Whatever it is, I have some good news. You can create an ease-filled path for yourself to get from where you are now (procrastination/fear) to where you want to go (success/action). And it’s actually pretty simple!


Big tasks can feel scary. Small tasks feel much more manageable.


Here’s what I want you to do.


I want you to make a list of every teeny tiny step that it will take for you to get started on your big scary thing. I want you to make it soooo simple and dummy-proof that each step feels practically effortless. Go back to the very beginning of what stops you. For me, it’s often that I get sucked into my computer and my email inbox. So I’ll start there. I’ll keep with my painting example from above to illustrate what I mean.

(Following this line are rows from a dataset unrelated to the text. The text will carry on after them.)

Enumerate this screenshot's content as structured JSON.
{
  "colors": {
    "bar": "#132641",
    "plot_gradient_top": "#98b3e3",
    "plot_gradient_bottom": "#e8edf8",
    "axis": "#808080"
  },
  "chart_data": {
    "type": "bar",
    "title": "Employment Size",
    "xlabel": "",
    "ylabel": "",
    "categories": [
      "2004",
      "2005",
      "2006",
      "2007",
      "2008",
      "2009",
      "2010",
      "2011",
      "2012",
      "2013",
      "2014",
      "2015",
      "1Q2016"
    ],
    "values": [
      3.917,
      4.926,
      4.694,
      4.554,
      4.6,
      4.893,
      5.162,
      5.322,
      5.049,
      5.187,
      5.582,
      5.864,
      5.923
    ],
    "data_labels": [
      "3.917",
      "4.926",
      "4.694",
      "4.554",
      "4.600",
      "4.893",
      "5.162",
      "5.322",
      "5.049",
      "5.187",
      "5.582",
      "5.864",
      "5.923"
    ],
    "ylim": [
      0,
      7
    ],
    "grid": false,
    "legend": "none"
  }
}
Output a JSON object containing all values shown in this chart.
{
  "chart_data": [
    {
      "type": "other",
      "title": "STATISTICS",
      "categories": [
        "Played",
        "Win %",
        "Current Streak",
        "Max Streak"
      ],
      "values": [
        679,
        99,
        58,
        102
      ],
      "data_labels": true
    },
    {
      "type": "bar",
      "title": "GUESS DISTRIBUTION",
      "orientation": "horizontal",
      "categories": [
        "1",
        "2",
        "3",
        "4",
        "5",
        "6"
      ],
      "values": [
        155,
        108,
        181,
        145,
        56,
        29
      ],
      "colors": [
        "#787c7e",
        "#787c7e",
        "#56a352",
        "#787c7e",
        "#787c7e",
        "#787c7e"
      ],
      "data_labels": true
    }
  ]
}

My big scary thing: Starting to work on a new painting.


My steps to get there:



  1. Turn off my computer.
  2. Stand up.
  3. Take three deep breaths.
  4. Say to myself: “I’m going downstairs.” Decide to do it.
  5. Walk to the top of the stairs.
  6. Walk down the stairs.
  7. Turn on the lights.
  8. Turn on some music. Put on my painting apron.
  9. Hang a new canvas on the wall.
  10. Put some paint on my palette.
  11. Pick up a paint brush.
  12. Put paint on the canvas.
  13. And voila, I’ve started a painting!

Once I’ve started, half the battle is over. It’s much easier to continue creating the painting once I’ve built some momentum!


When you make a list of these tiny to-dos rather than one big, scary to-do — and when the first item on the list is incredibly easy to accomplish — you set yourself up for success. If you’re like me, you love checking things off a list, so each tiny step you complete brings you closer to a sense of success and forward motion, and that feeling is addictive!


Every scary task can be broken into a series of non-scary steps. And once you start the first non-scary step, you’re on your way to an ease-filled journey toward accomplishing your big scary thing.


It may seem too simple, but it really works. Try it!